Anksiyete atağı belirtileri ve kalp krizi
Anksiyete atağı belirtileri ve kalp krizi belirtileri benzer görünebilir. Ancak birçok tıbbi uzman kalp kriziyle anksiyetedeki endişenin farklı olduğunu söyleyebilir. Atak belirtisinden hangisinin anksiyete, hangisinin kalp krizi semptomu olduğundan emin değilseniz derhal tıbbi yardım isteyin. Doktor semptomlarınızı anksiyete atağı belirtileri olarak teşhis ederse, doktorun teşhisinin doğru olduğundan emin olabilirsiniz. Bu nedenle, kalp krizi hakkında endişelenmeye gerek yoktur.
Anksiyete atağı belirtileri gece yaşanabilir mi?
Anksiyete atakları, gündüz-gece, her an ve herhangi bir yerde gerçekleşebilir.
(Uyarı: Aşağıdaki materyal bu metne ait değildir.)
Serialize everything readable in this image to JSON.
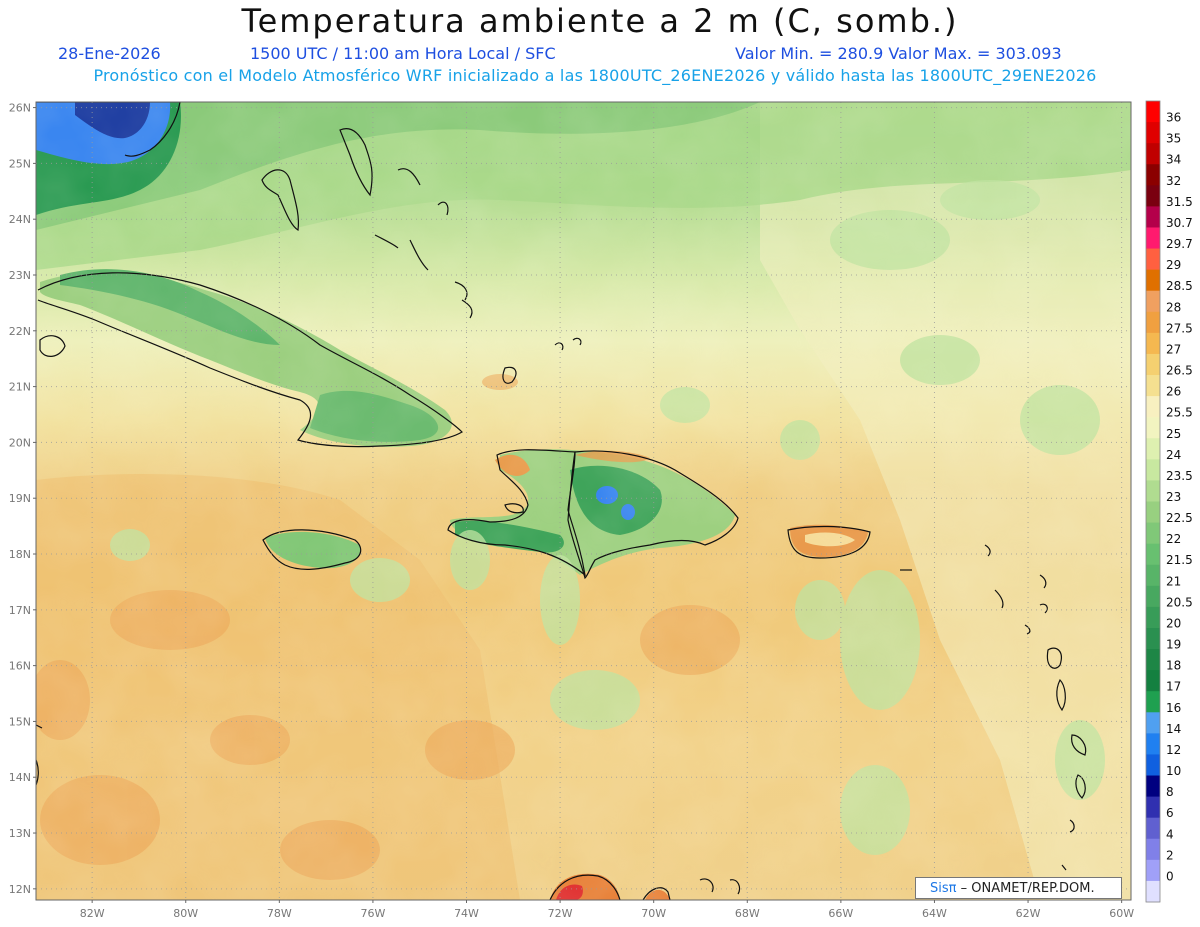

Evet, anksiyete atakları ve belirtileri korkunç, yoğun ve tehditkâr hissettirebilir. Ancak zararlı değildir. Anksiyete atağı ortadan kalktığında geçer. Doğru bilgi, yardım ve desteğin kazandırılması anksiyete ataklarını ve belirtilerini tedavi etmenin en iyi yoludur. Web sitemizin Tedavi alanında daha ayrıntılı bilgi veriyoruz.
Deneyimli bir anksiyete bozukluğu koçu, danışman ya da terapistle birlikte çalışılması anksiyete bozukluğunu ve birçok semptomunu gidermenin en etkili yoludur. Anksiyetenin ana nedenlerine (endişeli davranışı pekiştiren nedenler) değinene kadar anksiyete atakları tekrar tekrar yaşanabilir. Anksiyetenin altında yatan faktörleri belirlemek ve bunlar üzerinde çalışmak, anksiyete problemini gidermenin en iyi yoludur.